In the first section I give an example of what happens when you say “Alexa, play Miley Cyrus’ latest hit song” to an Echo device. I wanted to cover this in more detail to better show the difference between Alexa and Echo. Check out the diagram below:
Okay, so when a request (i.e. voice command) is ‘issued’, the different interactions – or flows – that roughly happen are below:
- Echo – its onboard microphone hears some sound which is probably a voice.
- Echo – a small on-board chip is passed this sound, and understands that it might be a human saying “Alexa”. The device therefore goes into full listening mode.
- Echo – the rest of your request (voice command) is captured, and saved to an audio file. This is then transmitted to the Amazon Alexa cloud.
- Alexa – an initial Amazon software service – known as an authentication/authorization service – checks to see that the device you are using is allowed to use Alexa. In this case, it’s a registered Echo device, so it’s fine.
- Alexa – your request is called onto a second Alexa software service, this time one which truly understands what your voice command actually means. In other words, this service converts a human voice into computer commands.
- Alexa – since it’s now understood that you want to play a song, but your request relates to an unspecific song from a particular artist, some intelligence is needed. As in, it’s easy if you say “play Hello by Adele”, but your request asks for a latest hit from an artist – there could be multiple song candidates here.

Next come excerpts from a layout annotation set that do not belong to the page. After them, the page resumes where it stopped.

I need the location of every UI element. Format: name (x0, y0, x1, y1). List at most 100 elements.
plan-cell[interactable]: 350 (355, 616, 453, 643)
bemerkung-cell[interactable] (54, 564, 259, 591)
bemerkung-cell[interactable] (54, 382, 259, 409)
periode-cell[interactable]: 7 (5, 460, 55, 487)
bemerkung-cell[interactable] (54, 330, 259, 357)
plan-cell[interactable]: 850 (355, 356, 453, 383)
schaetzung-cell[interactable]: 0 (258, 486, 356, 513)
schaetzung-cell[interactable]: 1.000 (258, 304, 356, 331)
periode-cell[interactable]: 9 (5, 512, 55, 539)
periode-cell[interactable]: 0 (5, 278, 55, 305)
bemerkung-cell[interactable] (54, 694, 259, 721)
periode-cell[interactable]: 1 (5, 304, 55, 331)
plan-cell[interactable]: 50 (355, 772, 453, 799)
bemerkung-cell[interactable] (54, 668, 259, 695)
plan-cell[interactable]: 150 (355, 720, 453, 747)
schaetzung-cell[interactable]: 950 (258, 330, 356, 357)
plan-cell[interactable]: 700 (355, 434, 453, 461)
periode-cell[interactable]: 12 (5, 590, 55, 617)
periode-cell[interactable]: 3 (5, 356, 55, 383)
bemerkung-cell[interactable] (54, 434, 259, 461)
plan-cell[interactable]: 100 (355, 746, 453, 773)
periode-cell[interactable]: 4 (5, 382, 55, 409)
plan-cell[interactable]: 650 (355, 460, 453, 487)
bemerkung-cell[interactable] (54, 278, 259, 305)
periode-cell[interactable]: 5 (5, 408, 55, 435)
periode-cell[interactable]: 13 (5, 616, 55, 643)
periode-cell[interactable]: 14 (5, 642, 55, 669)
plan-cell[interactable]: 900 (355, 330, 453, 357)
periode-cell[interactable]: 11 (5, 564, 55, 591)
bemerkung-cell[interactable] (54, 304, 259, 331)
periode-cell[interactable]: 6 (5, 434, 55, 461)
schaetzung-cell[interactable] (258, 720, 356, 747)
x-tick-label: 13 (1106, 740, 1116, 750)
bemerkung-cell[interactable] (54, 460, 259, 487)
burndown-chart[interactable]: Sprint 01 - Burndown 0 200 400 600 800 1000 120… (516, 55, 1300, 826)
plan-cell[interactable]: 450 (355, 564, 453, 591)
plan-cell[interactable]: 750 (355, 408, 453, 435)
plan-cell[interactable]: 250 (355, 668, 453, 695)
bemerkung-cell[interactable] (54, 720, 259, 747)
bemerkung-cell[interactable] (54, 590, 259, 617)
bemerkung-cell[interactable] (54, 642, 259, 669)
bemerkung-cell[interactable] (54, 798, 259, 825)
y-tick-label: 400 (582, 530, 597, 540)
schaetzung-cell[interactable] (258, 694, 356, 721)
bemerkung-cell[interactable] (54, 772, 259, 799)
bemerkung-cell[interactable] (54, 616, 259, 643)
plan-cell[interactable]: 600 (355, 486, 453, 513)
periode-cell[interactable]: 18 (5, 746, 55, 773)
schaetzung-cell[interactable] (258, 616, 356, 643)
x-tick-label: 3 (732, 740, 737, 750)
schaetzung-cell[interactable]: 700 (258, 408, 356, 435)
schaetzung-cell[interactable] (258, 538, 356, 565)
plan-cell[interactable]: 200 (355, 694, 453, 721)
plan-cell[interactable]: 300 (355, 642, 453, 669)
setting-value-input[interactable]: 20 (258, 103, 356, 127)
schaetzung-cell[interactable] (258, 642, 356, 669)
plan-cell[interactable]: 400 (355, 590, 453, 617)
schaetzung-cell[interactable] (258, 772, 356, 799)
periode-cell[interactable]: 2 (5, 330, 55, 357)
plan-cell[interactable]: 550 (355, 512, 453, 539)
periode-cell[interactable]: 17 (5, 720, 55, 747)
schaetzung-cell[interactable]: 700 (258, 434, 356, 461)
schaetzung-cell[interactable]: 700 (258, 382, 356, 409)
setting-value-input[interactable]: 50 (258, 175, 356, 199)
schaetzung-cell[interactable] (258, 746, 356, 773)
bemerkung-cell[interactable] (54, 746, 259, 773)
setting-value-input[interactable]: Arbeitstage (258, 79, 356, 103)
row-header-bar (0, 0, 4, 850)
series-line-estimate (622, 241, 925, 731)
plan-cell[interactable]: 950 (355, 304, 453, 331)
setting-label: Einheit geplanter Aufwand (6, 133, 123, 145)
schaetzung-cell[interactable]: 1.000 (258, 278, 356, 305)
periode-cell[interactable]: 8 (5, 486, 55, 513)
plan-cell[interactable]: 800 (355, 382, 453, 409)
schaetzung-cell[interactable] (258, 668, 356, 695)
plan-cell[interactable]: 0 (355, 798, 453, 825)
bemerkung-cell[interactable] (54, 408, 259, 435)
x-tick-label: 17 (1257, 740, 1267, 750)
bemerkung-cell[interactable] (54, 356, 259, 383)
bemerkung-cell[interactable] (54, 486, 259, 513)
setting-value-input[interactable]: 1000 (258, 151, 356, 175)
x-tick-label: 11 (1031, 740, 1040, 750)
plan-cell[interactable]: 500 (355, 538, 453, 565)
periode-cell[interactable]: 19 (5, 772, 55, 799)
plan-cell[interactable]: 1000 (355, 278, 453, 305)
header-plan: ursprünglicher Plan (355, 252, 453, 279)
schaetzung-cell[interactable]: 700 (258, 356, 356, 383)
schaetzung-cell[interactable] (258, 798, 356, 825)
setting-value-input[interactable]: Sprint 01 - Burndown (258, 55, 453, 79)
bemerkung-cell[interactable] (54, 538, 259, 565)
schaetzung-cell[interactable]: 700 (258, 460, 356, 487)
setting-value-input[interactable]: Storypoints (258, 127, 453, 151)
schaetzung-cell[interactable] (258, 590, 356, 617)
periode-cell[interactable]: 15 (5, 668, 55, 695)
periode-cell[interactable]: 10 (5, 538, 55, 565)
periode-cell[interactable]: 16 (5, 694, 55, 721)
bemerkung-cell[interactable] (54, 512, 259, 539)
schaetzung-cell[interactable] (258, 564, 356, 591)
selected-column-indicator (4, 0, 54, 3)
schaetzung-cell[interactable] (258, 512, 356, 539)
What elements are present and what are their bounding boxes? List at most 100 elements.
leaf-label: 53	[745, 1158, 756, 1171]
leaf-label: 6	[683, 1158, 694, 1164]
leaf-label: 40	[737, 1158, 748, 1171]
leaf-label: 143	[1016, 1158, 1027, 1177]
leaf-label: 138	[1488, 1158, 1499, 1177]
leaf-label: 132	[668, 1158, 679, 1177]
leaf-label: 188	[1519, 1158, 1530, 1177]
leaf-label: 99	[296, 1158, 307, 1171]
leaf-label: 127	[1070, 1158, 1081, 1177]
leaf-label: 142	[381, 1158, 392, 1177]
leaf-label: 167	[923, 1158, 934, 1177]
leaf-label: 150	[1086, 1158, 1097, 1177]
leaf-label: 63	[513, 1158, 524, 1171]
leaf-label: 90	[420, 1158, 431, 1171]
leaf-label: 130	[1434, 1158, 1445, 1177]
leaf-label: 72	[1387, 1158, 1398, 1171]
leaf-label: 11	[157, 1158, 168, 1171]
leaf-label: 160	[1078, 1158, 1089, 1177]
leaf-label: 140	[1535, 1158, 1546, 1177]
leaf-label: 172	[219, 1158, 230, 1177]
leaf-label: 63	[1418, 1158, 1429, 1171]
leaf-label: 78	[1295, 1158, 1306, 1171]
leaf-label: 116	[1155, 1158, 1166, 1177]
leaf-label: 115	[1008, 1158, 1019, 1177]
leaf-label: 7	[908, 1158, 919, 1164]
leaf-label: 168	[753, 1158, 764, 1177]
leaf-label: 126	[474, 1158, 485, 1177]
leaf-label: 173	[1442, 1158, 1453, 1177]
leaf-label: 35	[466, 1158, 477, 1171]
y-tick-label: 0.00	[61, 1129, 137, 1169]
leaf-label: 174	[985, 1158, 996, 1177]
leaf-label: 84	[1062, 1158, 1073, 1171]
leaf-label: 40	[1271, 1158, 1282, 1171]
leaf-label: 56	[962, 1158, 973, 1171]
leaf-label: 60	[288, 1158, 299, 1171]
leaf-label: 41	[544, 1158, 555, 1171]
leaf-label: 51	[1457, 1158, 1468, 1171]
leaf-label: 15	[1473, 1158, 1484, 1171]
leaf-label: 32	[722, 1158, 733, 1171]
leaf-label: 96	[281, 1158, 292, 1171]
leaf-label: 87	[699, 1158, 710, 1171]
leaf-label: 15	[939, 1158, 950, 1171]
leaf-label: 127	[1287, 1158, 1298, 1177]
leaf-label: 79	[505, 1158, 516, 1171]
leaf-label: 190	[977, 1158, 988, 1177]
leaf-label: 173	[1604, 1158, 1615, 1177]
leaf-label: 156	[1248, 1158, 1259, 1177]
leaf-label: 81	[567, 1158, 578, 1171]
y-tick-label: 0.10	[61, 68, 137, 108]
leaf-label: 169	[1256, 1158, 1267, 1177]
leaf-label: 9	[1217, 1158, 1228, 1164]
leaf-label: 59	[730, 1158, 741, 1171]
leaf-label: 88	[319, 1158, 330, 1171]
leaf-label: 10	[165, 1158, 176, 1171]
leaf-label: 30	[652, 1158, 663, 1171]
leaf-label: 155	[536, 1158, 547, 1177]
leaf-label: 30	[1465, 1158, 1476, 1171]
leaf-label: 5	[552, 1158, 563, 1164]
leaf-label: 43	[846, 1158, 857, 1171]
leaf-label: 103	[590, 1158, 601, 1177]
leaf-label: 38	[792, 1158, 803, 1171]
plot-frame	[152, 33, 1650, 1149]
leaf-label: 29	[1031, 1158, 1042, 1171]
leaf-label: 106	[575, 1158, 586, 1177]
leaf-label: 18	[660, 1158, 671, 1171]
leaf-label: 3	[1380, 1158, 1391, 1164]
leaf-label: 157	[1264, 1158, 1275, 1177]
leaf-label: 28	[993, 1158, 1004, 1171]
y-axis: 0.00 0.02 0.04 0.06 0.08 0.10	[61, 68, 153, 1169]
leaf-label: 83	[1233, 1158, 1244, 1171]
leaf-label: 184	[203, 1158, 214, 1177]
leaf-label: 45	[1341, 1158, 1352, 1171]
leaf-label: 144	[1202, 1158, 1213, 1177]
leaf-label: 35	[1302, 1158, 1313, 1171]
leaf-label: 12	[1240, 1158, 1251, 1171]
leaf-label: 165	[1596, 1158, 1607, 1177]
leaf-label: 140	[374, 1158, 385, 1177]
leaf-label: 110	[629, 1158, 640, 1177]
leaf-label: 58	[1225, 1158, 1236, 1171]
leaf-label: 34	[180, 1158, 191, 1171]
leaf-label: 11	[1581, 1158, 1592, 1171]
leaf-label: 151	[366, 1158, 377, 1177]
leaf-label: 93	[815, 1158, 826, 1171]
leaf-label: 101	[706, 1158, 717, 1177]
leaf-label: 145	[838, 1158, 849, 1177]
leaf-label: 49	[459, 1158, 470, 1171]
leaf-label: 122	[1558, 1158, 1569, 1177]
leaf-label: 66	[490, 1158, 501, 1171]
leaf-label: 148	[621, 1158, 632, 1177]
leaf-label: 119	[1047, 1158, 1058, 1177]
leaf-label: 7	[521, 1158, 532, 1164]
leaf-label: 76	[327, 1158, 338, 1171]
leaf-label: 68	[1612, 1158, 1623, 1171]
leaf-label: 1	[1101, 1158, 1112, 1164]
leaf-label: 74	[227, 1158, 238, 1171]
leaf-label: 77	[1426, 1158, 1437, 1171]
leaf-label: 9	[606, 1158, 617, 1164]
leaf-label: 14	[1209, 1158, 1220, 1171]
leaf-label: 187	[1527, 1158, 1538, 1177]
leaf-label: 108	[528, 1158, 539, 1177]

So a third Alexa software service is called, a music ‘discovery service’ which looks at Miley Cyrus’ latest songs, and works out which is most likely to be a hit song. It decides on “Slide Away (2019)“. Sometimes it’ll get it wrong, of course, but overall Alexa is quite good at figuring out things like this.
- Alexa – a request is made to a fourth Alexa software service, this time to stream the song Slide Away (2019) by Miley Cyrus to your Echo device.
- Echo – music/audio data (i.e. your requested song) is sent to your Echo, and played out via its speakers.
That all sounds a little complicated, but hopefully it illustrates the different parts of Echo devices and Alexa, and at what point a voice command will switch from Echo to Alexa.
If you use Alexa without an Echo device (e.g. on your phone), then the above flow is the same – apart from “Echo” is now “Your Smartphone”! Read below for more information on this.
You can use the Alexa (the cloud technology) without buying Echo (the physical device). This is by installing the Amazon Alexa phone app, and clicking the central ‘talk’ button at the bottom. On the first use, it will ask for permissions:
Once permission is granted and you start speaking, your phone will firstly go into ‘Listening’ mode. Once you have finished asking a question or issuing a command, the app will go into ‘Speaking’ mode and show your result. In the case below, I asked “Alexa, what’s the weather like in Cardiff, UK?“:
In addition, you can also click the ‘Communicate’ tab in the Alexa app:
This allows you to interact with other Alexa-enabled devices, whether they are Echos or smartphones with the app. The “drop in” feature allows you to hear the audio of the other Echo device (as long as this is specifically enabled, of course) – a handy feature for a young child’s bedroom to check that they’re sleeping okay, for example.
In essence, Alexa is like Siri or Google Assistant: they are all cloud-based, internet-connected virtual assistants that you speak to, and who understand your request. As a result, there’s no need for a physical Echo device to use this technology.